Esta etapa ha empezado con jornadas en la ciudad, con una serie de componentes educativos, culturales y formativos, que buscan ofrecer herramientas y aptitudes para una mejor toma de decisiones. En las salidas iniciales he visto con satisfacción el comportamiento y responsabilidad de los chicos. En este sentido, regresa la pregunta: ¿Hemos sido parte de esto?, me gusta pensar que sí, que el programa tiene un real impacto. Solemos tomar pruebas constantemente, buscando áreas débiles en donde trabajar, y fortaleciendo talentos, mejorando día a día nuestra metodología, trabajando en los indicadores.

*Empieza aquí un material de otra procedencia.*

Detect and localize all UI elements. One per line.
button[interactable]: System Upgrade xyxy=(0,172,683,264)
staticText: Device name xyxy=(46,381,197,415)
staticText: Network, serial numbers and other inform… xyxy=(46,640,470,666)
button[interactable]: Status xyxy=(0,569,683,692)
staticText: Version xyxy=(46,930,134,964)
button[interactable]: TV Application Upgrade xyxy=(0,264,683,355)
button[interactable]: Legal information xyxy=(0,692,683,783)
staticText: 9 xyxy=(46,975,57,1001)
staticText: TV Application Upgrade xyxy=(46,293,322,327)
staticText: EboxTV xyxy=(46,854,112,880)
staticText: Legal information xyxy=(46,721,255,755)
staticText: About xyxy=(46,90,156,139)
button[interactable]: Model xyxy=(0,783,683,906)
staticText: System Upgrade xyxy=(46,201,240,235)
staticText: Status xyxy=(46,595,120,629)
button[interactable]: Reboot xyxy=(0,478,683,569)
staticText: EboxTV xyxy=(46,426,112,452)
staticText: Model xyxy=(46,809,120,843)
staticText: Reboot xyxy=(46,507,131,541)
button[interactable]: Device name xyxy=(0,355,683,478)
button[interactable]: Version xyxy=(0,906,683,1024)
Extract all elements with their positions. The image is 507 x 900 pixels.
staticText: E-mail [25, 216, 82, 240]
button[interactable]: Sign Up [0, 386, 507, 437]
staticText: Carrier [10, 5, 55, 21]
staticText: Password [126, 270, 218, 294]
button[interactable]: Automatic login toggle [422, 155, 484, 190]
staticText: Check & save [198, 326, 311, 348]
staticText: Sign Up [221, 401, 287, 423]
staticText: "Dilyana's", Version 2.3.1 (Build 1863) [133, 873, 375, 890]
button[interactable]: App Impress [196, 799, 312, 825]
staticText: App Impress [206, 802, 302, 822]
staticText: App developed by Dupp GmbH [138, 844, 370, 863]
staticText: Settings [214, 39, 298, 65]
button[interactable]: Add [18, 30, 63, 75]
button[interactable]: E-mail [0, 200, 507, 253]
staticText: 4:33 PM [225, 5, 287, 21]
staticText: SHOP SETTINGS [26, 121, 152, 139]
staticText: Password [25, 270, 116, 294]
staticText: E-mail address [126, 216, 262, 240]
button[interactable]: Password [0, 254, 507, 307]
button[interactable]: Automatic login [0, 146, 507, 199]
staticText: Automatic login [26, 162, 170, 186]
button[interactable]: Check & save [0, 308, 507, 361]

No niego la validez e importancia de estas evaluaciones, sin embargo nada puede decirme más que una sonrisa de agradecimiento a pesar de las horas de caminata, los ojos curiosos ante el arte, la emoción de conocer nuevas cosas o “el valió la pena” de otros voluntarios. Estos detalles me dicen que vamos por buen camino, pero también que la tarea continúa y esos momentos son el motor para seguir reinventando esta aventura, para seguir poniendo nuestra profesión y talentos en beneficio de los demás. Así cada noche sé que tengo una tarea para mañana, pero también sé que no estaré sólo para realizarla.